Monday 31 October 2016

[Japan] 思春期ごっこ/ Shishunki Gokko/ Finding The Adolescence


Judul: 思春期ごっこ/ Shishunki Gokko/ Finding The Adolescence
Sutradara: Raita Kuramoto
Penulis Naskah: Kazuomi Makita & Raita Kuramoto
Produser: Kenji Seki, Sota Yoshio
Sinematografi: Masayuki Nakazawa
Tanggal Rilis: August 23, 2014
Durasi : 90min.
Distributor: Is.Field                                      
Pemain:
Honoka Miki - Takane Hasumi
Misato Aoyama - Mika Tsujisawa
Yukie Kawamura - Namie Hanaoka
Rina Aizawa - Koto Ando
Risako Ito - Sonoko Miura
Karin Ogino - Ayumi Sugai
Akihiro Mayama - Ikuo Mizuki
Syo Oyamada
Junpei Hashino                            

Pembukaan:
                Finding The Adolescence atau Shishunki Gokko adalah sebuah film yang mengisahkan hubungan dua orang bersahabat, Takane dan Mika, yang justru merenggang setelah Mika bertemu dengan novelis favoritnya, Namie.

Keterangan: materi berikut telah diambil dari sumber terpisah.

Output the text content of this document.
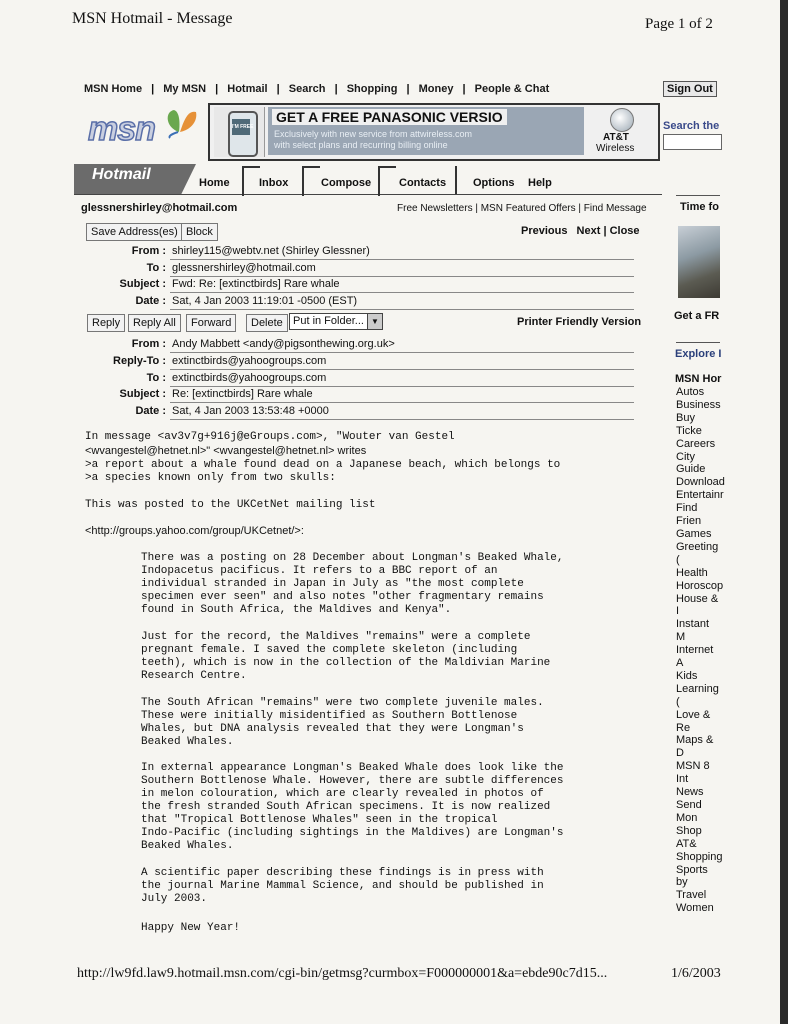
MSN Hotmail - Message	Page 1 of 2
MSN Home | My MSN | Hotmail | Search | Shopping | Money | People & Chat	Sign Out
Search the
msn	I'M FREE
GET A FREE PANASONIC VERSIO
Exclusively with new service from attwireless.com
with select plans and recurring billing online
AT&T
Wireless
Hotmail	Home	Inbox	Compose	Contacts Options Help
glessnershirley@hotmail.com	Free Newsletters | MSN Featured Offers | Find Message
Save Address(es) Block	Previous Next | Close
From : shirley115@webtv.net (Shirley Glessner)
To : glessnershirley@hotmail.com
Subject : Fwd: Re: [extinctbirds] Rare whale
Date : Sat, 4 Jan 2003 11:19:01 -0500 (EST)
Reply	Reply All	Forward	Delete Put in Folder... ▼	Printer Friendly Version
From : Andy Mabbett <andy@pigsonthewing.org.uk>
Reply-To : extinctbirds@yahoogroups.com
To : extinctbirds@yahoogroups.com
Subject : Re: [extinctbirds] Rare whale
Date : Sat, 4 Jan 2003 13:53:48 +0000
In message <av3v7g+916j@eGroups.com>, "Wouter van Gestel
<wvangestel@hetnet.nl>" <wvangestel@hetnet.nl> writes
>a report about a whale found dead on a Japanese beach, which belongs to
>a species known only from two skulls:
This was posted to the UKCetNet mailing list
<http://groups.yahoo.com/group/UKCetnet/>:
There was a posting on 28 December about Longman's Beaked Whale,
Indopacetus pacificus. It refers to a BBC report of an
individual stranded in Japan in July as "the most complete
specimen ever seen" and also notes "other fragmentary remains
found in South Africa, the Maldives and Kenya".
Just for the record, the Maldives "remains" were a complete
pregnant female. I saved the complete skeleton (including
teeth), which is now in the collection of the Maldivian Marine
Research Centre.
The South African "remains" were two complete juvenile males.
These were initially misidentified as Southern Bottlenose
Whales, but DNA analysis revealed that they were Longman's
Beaked Whales.
In external appearance Longman's Beaked Whale does look like the
Southern Bottlenose Whale. However, there are subtle differences
in melon colouration, which are clearly revealed in photos of
the fresh stranded South African specimens. It is now realized
that "Tropical Bottlenose Whales" seen in the tropical
Indo-Pacific (including sightings in the Maldives) are Longman's
Beaked Whales.
A scientific paper describing these findings is in press with
the journal Marine Mammal Science, and should be published in
July 2003.
Happy New Year!
Time fo
Get a FR
Explore I
MSN Hor
Autos
Business
Buy Ticke
Careers
City Guide
Download
Entertainr
Find Frien
Games
Greeting (
Health
Horoscop
House & I
Instant M
Internet A
Kids
Learning (
Love & Re
Maps & D
MSN 8 Int
News
Send Mon
Shop AT&
Shopping
Sports by
Travel
Women
http://lw9fd.law9.hotmail.msn.com/cgi-bin/getmsg?curmbox=F000000001&a=ebde90c7d15...	1/6/2003
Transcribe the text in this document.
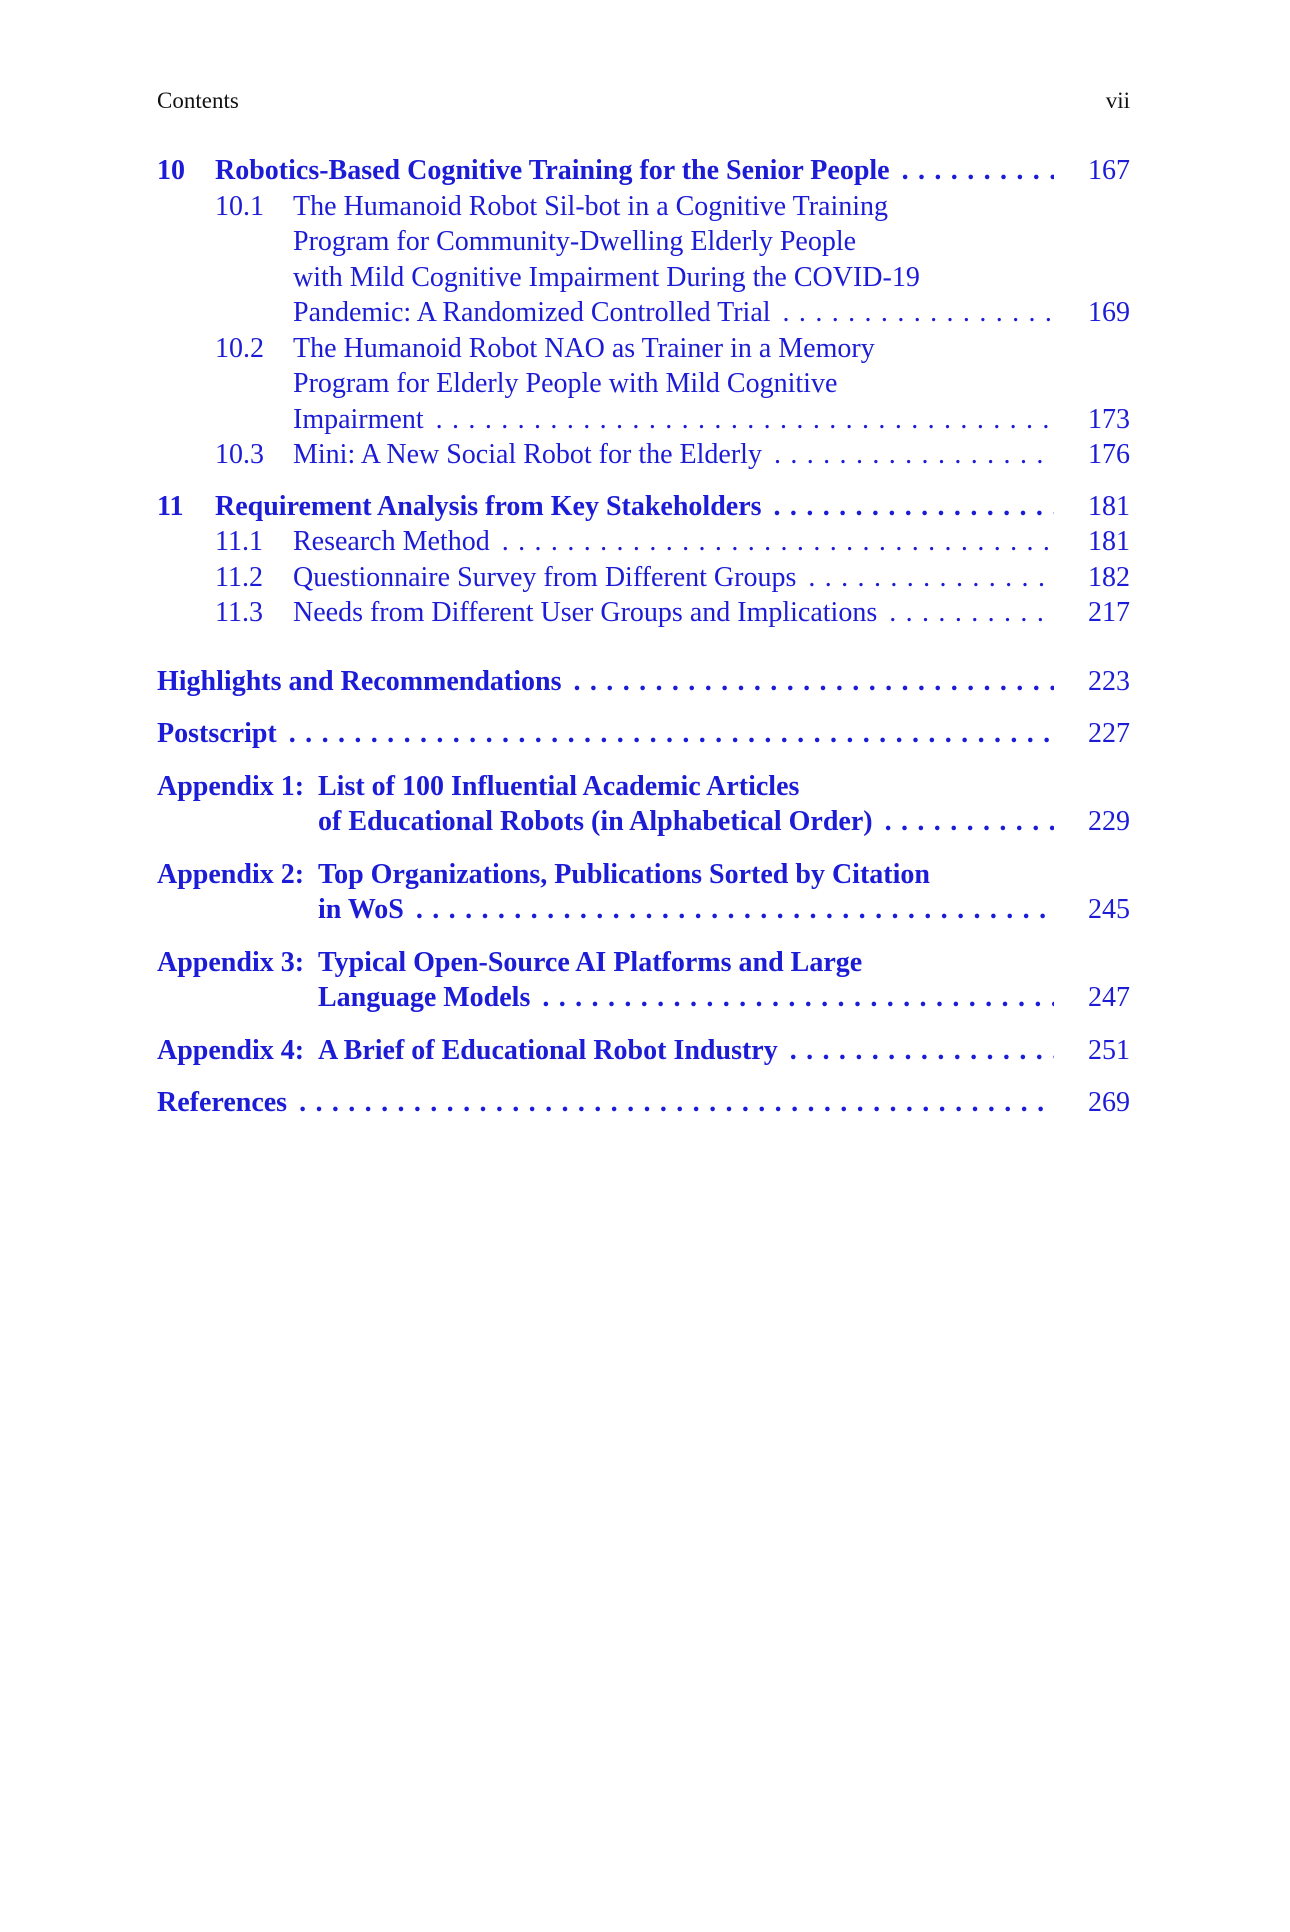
Contents	vii
10	Robotics-Based Cognitive Training for the Senior People . . .	167
10.1	The Humanoid Robot Sil-bot in a Cognitive Training
Program for Community-Dwelling Elderly People
with Mild Cognitive Impairment During the COVID-19
Pandemic: A Randomized Controlled Trial . . .	169
10.2	The Humanoid Robot NAO as Trainer in a Memory
Program for Elderly People with Mild Cognitive
Impairment . . .	173
10.3	Mini: A New Social Robot for the Elderly . . .	176
11	Requirement Analysis from Key Stakeholders . . .	181
11.1	Research Method . . .	181
11.2	Questionnaire Survey from Different Groups . . .	182
11.3	Needs from Different User Groups and Implications . . .	217
Highlights and Recommendations . . .	223
Postscript . . .	227
Appendix 1: List of 100 Influential Academic Articles
of Educational Robots (in Alphabetical Order) . . .	229
Appendix 2: Top Organizations, Publications Sorted by Citation
in WoS . . .	245
Appendix 3: Typical Open-Source AI Platforms and Large
Language Models . . .	247
Appendix 4: A Brief of Educational Robot Industry . . .	251
References . . .	269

Film ini dibintangi oleh Honoka Miki, Misato Aoyama, dan Namie Kawamura. Film Finding the Adolescence sendiri disutradarai oleh Raita Kuramoto.

Isi:

                Takane dan Mika telah menjalin persahabatan selama lebih dari 10 tahun. Takane kelak ingin menjadi seorang pelukis, sementara Mika bercita-cita menjai seorang novelis. Tanpa Mika sadari, Takane menaruh hati padanya. Setiap pulang sekolah, Takane melukis Mika di ruang seni. Mika selalu duduk membaca buku yang sama, karangan novelis favoritnya sementara Takane melukis dirinya. Kegiatan itu selalu berlangsung setelah sekolah berakhir, hingga Mika bertemu dengan Namie.
                Mika hendak meminjam novel karangan novelis favoritnya ke sebuah toko buku. Karena salah satu novel yang ia cari tidak ada di sana, si pustakawan menawarkan novel koleksi pribadinya untuk dipinjam oleh Mika. Sejak saat itu Mika makin sering mengunjungi perpustakaan untuk meminjam buku. Suatu hari, si Pustakawan bertanya apakah Mika bersekolah di Akademi Masaya. Ternyata si pustakawan merupakan lulusan dari akademi yang sama. Karena celetukan salah saeorang atasan pustakawan tersebut, Mika tahu bahwa selama ini ia telah menemukan novelis favoritnya, Namie Hanaoka.
                Sejak saat itu Mika semakin jarang bertemu dengan Takane. Ia lebih sering pergi ke perpustakaan untuk berbincang dengan Namie. Takane semakin merasa kehilangan.
                Namie dituntut oleh atasannya untuk membuat sebuah dongeng untuk anak-anak. Sampai tenggang waktu yang diberikan, ia tidak kunjung mendapatkan insipirasi. Akhirnya dia menggunakan cerita milik Mika untuk dibacakan di acara membacakan dongeng yang diselenggarakan oleh perpustakaan tempatnya bekerja. Mika yang telah membatalkan janjinya dengan Takane justru merasa sangat kecewa ketika mengetahui dongeng karangannya dijiplak oleh Namie.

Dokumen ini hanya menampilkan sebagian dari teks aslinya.